ADRIANA PINHEIRO, Assessora de Incidência Política e Orçamento do Observatório do Clima
Licenciamento ambiental não é detalhe burocrático nem inimigo do desenvolvimento. É a ferramenta que o país criou há décadas para avaliar impactos, ouvir a sociedade e decidir com base em evidências técnicas. A aprovação da Medida Provisória 1.308/2025 pelo Congresso, que consolida a chamada Licença Ambiental Estratégica (LAE), mexe nesse sistema e acende um alerta entre especialistas, ambientalistas e comunidades atingidas. A sessão do Senado que a aprovou durou apenas 90 segundos; os efeitos, porém, perdurarão por décadas.
A LAE é apresentada como instrumento de agilidade. Ela substitui o rito ordinário do licenciamento, estruturado por fases, tipologias e análise de impacto, por uma licença única, com prazo máximo de 12 meses e limite para pedidos de complementação de estudos. Esse desenho concentra pressão política em um processo mais curto, reduz espaços de controle técnico e participação social e limita prevenção, transparência e controle público previstos no artigo 225 da Constituição. Em especial em áreas de fronteira agrícola e de expansão de infraestrutura, o risco é disparar uma nova frente de destruição florestal, com o consequente aumento de emissões de carbono.
O contexto da tramitação reforça a preocupação. A única parte dos vetos presidenciais à Lei Geral do Licenciamento que não foi derrubada pelo Congresso na sessão de 27 de novembro foi justamente a relativa à LAE, que havia sido destacada do PL da Devastação original pelo governo e apresentada como medida provisória. A mensagem é clara: aquilo que foi barrado no debate anterior retornou por uma via mais rápida e menos participativa.
O processo de votação também foi acelerado. A MP foi analisada na Comissão Mista em uma única sessão, sem audiência pública. No mesmo dia, foi votada pela Câmara dos Deputados. Na manhã seguinte, foi aprovada simbolicamente pelo Senado em um minuto e meio. Tudo isso poucos dias depois de o Brasil sediar a Conferência do Clima e reiterar compromissos de enfrentamento à crise climática e de proteção de salvaguardas socioambientais, com potencial de afetar a confiança internacional no país na sua reputação como sede da COP30 e defensor da floresta, a segurança jurídica para investidores e o cumprimento da NDC e do Acordo de Paris.
Entre os efeitos concretos da matéria aprovada estão a expansão da licença por adesão e o compromisso para atividades que podem envolver risco, a possibilidade de uso de dados secundários e diagnósticos antigos sem critérios claros de atualização e o fortalecimento da decisão política na definição de empreendimentos estratégicos.
Ao afrouxar salvaguardas socioambientais e afrontar a Constituição, o Congresso empurra para o Judiciário aquilo que ele deveria ter resolvido.
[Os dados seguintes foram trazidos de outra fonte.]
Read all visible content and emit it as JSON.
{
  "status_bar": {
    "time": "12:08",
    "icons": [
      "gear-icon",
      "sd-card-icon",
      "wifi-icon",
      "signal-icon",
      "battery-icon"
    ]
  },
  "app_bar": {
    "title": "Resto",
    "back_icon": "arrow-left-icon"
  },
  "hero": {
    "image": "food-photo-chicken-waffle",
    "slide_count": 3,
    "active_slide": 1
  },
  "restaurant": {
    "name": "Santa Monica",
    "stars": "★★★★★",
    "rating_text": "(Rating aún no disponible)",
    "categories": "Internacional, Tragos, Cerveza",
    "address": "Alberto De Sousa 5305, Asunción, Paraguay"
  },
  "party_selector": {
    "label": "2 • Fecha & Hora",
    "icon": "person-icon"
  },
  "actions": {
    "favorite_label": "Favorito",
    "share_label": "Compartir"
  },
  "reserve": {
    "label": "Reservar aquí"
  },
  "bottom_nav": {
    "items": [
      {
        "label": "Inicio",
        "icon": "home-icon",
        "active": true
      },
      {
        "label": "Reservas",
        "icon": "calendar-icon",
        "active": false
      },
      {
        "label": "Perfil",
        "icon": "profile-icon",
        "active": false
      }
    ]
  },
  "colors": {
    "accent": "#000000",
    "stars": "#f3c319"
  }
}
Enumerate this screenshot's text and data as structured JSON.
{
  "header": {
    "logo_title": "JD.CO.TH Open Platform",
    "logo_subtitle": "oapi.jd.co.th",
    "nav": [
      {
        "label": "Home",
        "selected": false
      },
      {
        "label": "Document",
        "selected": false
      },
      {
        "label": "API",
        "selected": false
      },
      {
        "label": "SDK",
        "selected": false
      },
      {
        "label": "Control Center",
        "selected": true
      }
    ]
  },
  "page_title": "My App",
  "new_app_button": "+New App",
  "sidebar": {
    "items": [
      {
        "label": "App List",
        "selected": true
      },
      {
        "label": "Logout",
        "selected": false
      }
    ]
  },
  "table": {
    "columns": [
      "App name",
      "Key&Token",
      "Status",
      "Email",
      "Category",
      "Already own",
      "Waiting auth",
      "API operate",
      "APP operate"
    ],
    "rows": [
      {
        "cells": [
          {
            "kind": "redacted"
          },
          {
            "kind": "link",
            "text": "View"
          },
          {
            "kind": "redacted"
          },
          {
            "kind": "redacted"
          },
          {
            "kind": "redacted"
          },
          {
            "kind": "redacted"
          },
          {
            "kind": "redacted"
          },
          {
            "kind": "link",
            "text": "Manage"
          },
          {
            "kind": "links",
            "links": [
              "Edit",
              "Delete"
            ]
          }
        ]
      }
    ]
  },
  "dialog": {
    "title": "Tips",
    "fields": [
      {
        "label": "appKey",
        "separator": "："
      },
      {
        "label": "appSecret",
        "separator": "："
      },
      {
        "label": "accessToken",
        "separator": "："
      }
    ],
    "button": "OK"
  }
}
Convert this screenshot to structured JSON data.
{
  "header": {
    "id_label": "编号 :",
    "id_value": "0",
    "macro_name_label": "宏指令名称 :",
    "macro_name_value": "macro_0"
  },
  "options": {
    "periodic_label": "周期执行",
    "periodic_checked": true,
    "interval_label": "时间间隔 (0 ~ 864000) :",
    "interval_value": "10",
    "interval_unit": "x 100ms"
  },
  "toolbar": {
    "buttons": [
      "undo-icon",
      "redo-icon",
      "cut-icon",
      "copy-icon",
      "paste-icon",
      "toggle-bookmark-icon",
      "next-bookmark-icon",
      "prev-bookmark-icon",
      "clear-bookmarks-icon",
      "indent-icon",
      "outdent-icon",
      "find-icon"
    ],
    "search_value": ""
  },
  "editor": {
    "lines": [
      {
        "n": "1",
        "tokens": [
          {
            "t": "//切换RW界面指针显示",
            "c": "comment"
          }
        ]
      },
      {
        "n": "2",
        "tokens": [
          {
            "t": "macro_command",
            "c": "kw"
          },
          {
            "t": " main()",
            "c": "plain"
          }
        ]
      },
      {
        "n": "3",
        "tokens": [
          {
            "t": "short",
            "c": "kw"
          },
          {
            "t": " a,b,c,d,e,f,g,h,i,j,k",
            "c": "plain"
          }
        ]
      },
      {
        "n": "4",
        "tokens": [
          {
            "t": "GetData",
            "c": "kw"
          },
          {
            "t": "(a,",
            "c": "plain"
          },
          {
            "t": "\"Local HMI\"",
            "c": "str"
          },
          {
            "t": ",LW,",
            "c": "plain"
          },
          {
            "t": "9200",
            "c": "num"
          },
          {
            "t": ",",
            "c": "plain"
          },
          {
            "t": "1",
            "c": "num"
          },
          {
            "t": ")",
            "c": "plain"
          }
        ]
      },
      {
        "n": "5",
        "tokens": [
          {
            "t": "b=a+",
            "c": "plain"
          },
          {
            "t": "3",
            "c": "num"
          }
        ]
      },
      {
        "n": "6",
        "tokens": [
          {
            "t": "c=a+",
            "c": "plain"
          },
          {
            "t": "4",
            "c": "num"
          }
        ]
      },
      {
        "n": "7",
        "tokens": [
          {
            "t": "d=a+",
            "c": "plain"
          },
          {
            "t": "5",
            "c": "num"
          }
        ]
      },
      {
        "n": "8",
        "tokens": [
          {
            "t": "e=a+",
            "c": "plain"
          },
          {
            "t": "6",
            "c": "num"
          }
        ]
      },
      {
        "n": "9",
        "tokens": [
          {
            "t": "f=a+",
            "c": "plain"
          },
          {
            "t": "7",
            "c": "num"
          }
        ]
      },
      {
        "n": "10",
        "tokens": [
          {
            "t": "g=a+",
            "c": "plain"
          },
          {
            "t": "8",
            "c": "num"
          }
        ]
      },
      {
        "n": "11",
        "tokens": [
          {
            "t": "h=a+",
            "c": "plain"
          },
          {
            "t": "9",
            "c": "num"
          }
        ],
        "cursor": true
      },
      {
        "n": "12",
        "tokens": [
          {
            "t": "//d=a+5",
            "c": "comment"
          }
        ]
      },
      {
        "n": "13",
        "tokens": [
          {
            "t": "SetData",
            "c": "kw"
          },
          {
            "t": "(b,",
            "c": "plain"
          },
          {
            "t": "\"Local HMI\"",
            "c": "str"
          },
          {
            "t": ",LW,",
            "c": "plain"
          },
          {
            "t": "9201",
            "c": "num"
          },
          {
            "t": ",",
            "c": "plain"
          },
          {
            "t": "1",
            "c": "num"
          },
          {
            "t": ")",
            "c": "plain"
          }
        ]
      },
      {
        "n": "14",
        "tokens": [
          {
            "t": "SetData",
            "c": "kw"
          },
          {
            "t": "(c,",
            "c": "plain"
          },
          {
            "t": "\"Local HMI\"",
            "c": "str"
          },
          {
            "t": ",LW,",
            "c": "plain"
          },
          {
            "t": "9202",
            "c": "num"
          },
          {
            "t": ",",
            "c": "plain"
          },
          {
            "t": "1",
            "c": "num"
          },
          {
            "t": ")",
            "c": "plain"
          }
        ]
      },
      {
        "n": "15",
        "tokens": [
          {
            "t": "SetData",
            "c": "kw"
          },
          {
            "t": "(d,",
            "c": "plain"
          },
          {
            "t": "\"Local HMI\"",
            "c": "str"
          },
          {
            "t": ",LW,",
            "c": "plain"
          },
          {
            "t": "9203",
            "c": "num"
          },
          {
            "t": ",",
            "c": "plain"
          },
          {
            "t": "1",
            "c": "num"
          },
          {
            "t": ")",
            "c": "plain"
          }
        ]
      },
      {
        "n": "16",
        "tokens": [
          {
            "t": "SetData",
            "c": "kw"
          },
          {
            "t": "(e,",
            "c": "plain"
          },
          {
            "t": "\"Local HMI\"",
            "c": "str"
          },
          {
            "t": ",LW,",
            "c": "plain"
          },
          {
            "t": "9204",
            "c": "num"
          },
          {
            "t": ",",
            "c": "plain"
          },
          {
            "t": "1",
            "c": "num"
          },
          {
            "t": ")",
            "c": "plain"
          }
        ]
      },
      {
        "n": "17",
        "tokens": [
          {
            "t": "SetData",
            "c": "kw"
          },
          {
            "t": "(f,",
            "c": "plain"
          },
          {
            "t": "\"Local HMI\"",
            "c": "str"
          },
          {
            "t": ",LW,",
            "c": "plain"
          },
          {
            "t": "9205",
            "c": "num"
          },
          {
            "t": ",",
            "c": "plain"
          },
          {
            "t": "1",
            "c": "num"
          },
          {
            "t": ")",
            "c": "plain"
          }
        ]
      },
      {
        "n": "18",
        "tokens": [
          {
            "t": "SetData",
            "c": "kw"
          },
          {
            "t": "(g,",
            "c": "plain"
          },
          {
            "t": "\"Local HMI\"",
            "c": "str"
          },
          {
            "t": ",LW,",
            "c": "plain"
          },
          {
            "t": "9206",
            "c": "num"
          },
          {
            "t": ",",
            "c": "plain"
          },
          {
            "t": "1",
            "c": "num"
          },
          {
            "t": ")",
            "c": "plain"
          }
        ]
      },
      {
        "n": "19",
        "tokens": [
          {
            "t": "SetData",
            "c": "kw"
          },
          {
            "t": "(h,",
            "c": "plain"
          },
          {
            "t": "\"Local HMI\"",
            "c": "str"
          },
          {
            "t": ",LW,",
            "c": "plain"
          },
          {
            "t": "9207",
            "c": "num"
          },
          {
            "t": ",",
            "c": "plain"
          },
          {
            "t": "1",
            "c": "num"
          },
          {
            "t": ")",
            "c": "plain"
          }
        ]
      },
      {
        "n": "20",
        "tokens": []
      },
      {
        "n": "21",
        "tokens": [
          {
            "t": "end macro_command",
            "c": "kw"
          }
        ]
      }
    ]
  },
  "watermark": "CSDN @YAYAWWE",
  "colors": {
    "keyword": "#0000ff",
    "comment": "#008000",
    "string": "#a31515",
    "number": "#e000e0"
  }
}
A tendência é de que conflitos que deveriam ser resolvidos no licenciamento migrem para a Justiça, o que não interessa ao poder público, aos empreendedores nem às populações vulneráveis.
Esse movimento não está isolado. Outra medida provisória, já convertida na Lei 15.269/2025, autorizou o uso da LAE para hidrelétricas de grande porte, empreendimentos que costumam envolver supressão de vegetação, alteração de rios e deslocamento de populações.
O efeito combinado dessas mudanças é um deslocamento da balança entre agilidade e segurança. Ganham força arranjos que privilegiam a rapidez formal na emissão de licenças e reduzem o espaço para a análise de impactos cumulativos, a atuação de órgãos especializados e a escuta qualificada de povos e comunidades tradicionais. Em vez de ampliar previsibilidade e segurança jurídica, a combinação de prazo exíguo, dados defasados e ampliação de dispensas tende a produzir mais incertezas, contestações e judicialização.
O Brasil precisa de obras, investimentos e geração de emprego e renda, mas precisa também cumprir a Constituição, proteger seus biomas, respeitar direitos e honrar compromissos climáticos. Não se trata de defender um licenciamento paralisante, e, sim, um licenciamento tecnicamente robusto, com critérios claros, prazos razoáveis e participação social efetiva. O caminho para um desenvolvimento duradouro não passa por esvaziar salvaguardas socioambientais, e, sim, por aperfeiçoar os instrumentos que garantem que cada grande obra seja planejada com responsabilidade.
O licenciamento ambiental previne desastres, antecipa conflitos e evita gastos muitas vezes incalculáveis no futuro. No fim das contas, é mais barato para o Estado, para as empresas e para a sociedade.